First, give the effect of this thing. If a webshell is lost and it is not killed, it exists on the server, but it turns into a dumb during access:
 

Is it a bit depressing... but it doesn't matter. We can find the InfoGuard directory. Here I am C: TerceliGuardSyncServer
Here is an a. conf file to open.
 

 

Something vaguely captured, but not very clear.
After some effort, I finally figured out the parameters in the preparation file.

[System]
SignDB = C: TerceliGuardSyncServersigndbiguard. db
Vid = BV8CcwNN6iH3dEAw
[Dirs]
D: Inetpubgameto

The meanings are as follows:

SignDB: directory of the watermark library;
Vid: the initialization vector of the watermark library, which is consistent with the first line of the publication server identification file iguard. dat;
[Dirs]: Enter the directories and files for which the watermark is to be scanned in a row of each directory/file.

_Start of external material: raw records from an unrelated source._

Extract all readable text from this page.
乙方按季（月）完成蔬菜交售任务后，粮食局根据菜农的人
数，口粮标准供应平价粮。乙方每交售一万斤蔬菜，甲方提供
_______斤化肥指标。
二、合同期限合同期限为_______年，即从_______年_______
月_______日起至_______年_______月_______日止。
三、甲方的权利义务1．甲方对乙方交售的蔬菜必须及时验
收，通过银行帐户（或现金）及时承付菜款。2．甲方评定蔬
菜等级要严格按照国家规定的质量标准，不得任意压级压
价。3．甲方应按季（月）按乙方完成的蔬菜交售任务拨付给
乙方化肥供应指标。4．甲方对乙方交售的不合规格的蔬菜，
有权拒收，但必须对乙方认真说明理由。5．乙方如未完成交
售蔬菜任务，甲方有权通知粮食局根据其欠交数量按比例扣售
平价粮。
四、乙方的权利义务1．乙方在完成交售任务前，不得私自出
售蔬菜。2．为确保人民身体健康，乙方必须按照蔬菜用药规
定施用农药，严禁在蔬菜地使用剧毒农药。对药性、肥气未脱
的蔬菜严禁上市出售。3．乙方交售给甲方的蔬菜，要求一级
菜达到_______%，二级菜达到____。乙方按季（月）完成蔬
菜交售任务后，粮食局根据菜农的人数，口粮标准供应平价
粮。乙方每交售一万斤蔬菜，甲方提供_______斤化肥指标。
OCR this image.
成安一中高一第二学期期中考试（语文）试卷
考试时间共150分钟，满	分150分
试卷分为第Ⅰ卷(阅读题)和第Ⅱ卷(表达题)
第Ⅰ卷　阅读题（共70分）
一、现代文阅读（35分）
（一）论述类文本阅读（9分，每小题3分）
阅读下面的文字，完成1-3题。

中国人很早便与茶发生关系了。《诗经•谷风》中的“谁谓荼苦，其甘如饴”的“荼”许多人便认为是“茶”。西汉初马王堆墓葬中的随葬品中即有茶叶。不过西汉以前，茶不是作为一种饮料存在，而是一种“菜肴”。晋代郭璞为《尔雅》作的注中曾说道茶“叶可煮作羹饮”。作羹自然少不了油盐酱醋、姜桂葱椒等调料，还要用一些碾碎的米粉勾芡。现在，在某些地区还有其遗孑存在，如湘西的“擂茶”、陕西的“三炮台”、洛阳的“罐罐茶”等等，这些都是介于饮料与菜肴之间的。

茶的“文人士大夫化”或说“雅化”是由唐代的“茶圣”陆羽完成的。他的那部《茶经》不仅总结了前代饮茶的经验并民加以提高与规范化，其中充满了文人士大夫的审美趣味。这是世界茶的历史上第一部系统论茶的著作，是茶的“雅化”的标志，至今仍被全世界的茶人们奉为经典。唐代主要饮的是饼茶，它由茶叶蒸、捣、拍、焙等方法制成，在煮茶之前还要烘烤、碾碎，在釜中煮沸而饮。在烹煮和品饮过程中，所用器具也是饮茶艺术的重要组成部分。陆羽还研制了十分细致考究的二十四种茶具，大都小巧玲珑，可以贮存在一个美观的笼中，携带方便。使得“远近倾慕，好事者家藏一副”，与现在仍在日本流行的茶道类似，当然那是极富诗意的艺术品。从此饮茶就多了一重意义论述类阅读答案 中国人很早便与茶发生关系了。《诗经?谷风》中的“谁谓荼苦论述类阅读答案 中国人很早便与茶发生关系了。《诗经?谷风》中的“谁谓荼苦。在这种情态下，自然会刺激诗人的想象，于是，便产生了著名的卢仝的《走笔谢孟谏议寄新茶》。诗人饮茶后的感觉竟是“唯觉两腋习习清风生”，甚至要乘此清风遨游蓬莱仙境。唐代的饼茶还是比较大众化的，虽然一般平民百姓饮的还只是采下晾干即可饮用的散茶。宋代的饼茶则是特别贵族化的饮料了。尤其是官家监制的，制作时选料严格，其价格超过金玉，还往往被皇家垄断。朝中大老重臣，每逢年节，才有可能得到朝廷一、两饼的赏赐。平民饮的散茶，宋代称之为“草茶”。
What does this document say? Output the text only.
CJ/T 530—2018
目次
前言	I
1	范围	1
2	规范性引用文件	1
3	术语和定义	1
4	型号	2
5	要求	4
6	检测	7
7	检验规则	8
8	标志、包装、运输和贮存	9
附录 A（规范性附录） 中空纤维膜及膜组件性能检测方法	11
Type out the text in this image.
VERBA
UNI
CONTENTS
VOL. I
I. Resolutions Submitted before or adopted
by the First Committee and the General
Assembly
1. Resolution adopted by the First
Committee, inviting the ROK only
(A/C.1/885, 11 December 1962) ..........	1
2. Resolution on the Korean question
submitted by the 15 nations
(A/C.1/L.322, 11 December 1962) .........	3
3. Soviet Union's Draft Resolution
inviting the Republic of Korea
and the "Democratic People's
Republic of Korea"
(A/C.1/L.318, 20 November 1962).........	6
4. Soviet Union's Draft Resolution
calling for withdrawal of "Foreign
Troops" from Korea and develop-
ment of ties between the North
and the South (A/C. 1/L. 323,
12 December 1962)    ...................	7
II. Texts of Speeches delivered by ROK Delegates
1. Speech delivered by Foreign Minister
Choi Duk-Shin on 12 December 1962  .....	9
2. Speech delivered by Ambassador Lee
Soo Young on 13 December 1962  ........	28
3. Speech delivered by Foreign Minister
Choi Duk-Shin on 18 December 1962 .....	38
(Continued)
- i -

This should be clear. We should replace the dirs in it with the path of our webshell, but this is not complete yet.
After iguardis installed, a wmktool.exe file is used together with the configuration file. This program is used to add a watermark to the file. It is used to determine whether the file has been modified. Of course, we upload a new file without a watermark, so we certainly cannot use it.
Find this wmktool.exe in the a.confdirectory and execute it.
 

We can see that all files have been processed.
Open our shell and check it out.
 

Is it OK?

Of course, you must first have a shell and have permissions. Otherwise, you will find a solution.